I’ve just received three more new DVDs from Commonwealth Films, which I’ll be reviewing soon and adding to my Web site:

* Ready for Anything – an updated take on business continuity and disaster recovery planning.

* Stolen Access – discussion of social engineering and common sense security, including discussion of wireless networking.

* Computer Virus Attack – coverage of the threat from malicious software, anti-virus software, persistent Internet connections and responding to infections.

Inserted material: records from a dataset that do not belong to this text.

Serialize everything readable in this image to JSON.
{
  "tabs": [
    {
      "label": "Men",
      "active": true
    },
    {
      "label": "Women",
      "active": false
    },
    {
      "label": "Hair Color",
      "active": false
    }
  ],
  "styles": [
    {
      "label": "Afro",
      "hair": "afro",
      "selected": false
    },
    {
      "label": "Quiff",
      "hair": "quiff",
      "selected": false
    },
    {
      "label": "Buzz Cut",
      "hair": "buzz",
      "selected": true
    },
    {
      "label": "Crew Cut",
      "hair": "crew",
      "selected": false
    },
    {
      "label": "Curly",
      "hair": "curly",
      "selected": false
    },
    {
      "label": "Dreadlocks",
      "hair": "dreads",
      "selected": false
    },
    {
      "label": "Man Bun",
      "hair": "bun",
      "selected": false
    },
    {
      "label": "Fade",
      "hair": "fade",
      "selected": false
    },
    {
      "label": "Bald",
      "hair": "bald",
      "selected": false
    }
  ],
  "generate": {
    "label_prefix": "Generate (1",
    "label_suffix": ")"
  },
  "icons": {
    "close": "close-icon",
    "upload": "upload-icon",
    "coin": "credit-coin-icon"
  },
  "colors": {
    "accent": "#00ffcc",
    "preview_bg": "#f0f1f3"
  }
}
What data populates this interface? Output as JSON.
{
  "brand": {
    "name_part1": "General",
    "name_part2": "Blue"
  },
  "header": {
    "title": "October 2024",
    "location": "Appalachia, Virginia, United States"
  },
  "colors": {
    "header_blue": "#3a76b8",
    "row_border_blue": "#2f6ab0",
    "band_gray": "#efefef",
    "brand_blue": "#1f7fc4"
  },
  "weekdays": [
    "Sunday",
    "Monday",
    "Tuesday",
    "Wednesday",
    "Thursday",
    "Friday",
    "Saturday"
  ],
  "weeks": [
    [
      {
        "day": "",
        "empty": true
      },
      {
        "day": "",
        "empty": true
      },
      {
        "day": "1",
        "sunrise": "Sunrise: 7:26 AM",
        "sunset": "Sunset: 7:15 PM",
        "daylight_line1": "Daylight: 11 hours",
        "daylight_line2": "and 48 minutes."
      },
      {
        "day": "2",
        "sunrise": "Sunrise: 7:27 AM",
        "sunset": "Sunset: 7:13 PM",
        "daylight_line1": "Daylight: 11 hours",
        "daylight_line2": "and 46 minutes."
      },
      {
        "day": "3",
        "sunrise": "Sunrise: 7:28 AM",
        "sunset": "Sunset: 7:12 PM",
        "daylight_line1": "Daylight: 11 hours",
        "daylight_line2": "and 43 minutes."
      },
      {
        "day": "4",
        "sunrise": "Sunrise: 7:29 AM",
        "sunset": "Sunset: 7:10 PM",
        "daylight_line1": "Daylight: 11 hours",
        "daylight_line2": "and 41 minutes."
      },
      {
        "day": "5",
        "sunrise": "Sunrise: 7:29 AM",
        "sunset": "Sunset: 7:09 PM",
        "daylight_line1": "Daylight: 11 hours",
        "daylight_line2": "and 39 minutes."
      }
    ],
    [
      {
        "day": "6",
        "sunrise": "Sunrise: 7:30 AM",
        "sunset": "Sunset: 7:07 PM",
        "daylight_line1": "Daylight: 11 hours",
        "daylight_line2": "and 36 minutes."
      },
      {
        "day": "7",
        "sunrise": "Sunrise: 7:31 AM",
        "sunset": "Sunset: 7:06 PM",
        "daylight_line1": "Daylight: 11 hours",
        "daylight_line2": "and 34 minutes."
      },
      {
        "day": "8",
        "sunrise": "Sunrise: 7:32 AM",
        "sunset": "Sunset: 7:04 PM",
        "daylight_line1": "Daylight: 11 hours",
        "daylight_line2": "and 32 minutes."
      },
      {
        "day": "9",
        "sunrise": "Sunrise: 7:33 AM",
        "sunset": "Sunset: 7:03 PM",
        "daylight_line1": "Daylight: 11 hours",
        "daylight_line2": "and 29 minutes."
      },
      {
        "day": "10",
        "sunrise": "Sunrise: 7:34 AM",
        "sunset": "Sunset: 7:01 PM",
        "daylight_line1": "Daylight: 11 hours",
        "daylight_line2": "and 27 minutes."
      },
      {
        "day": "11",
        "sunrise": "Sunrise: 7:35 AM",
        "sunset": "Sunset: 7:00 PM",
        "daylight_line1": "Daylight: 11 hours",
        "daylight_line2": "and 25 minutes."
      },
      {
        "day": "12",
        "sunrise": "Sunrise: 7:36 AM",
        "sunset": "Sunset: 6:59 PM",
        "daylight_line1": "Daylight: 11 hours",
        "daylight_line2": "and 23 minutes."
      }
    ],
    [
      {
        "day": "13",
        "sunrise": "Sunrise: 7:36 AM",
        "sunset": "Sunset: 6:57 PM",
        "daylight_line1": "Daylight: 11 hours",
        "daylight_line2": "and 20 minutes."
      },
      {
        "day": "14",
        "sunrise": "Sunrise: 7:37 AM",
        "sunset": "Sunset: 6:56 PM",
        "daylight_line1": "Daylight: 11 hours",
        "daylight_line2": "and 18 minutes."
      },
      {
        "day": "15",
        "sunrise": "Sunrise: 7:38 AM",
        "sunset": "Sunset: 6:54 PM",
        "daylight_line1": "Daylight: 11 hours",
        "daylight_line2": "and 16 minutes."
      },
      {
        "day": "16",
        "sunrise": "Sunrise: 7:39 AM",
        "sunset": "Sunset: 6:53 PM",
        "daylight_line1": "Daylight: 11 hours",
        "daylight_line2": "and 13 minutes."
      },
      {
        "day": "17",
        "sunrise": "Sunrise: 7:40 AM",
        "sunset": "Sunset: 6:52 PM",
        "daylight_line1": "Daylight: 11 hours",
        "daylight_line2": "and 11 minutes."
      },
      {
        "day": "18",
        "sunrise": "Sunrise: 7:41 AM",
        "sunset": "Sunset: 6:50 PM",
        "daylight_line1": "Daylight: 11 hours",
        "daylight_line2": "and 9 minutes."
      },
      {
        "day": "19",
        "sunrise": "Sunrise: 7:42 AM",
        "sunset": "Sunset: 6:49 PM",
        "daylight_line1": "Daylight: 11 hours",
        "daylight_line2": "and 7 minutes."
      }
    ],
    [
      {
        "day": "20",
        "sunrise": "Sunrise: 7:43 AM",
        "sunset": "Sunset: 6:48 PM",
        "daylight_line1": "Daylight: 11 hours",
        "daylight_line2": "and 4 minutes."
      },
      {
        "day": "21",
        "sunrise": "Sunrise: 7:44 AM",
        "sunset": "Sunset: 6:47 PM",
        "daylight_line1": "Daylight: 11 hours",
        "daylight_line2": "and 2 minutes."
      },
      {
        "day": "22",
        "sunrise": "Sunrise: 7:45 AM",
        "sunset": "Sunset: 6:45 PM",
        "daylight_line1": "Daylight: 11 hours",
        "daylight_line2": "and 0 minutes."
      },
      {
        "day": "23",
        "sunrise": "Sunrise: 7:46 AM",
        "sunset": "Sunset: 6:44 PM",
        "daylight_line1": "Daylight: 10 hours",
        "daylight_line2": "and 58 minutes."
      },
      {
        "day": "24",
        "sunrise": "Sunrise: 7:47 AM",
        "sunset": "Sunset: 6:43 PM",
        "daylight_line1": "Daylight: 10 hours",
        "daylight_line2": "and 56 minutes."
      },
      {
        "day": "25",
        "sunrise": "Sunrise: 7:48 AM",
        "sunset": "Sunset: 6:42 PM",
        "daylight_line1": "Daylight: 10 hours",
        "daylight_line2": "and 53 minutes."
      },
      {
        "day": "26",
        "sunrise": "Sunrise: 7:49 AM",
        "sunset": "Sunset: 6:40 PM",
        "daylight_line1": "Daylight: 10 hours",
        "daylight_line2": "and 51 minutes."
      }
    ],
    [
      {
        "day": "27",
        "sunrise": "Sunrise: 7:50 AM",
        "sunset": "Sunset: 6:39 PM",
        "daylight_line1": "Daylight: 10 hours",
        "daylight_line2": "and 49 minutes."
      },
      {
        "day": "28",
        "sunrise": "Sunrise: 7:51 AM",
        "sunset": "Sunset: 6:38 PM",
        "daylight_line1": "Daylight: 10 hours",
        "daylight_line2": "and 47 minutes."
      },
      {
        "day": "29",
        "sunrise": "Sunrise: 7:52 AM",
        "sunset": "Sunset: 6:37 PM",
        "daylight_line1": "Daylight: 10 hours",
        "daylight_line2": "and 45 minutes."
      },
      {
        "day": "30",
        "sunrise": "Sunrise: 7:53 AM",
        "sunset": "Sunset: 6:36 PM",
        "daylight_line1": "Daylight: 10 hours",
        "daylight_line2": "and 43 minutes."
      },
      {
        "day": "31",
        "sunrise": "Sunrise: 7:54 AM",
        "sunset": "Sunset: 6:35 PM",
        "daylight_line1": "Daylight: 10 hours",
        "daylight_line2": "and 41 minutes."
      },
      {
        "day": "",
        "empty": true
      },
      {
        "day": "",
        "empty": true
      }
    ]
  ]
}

As I have written in the longer reviews you will find on my Web site, the Commonwealth Films videos are not likely to win Academy Awards, but they were never intended to do so. They are professionally produced, interesting, fast-moving, never boring, technically correct, highly informative, and definitely motivating. All of them involve subject-matter experts from industry and government to provide technical assistance.

All Commonwealth Films training videos are available for inspection before you buy them; the sample versions come with prominent NOT FOR TRAINING banners and FOR PREVIEW ONLY stickers but are otherwise fully functional for evaluation.

Commonwealth Films has allowed me to use its demo DVDs for teaching in my college and university courses; however, I have no financial interest in the company, nor have my reviews ever been written as a function of their courtesy.

I just like their stuff and so have my students. In particular, I want to thank David Burke, customer service manager, for his kindness over many years. Thanks, Dave!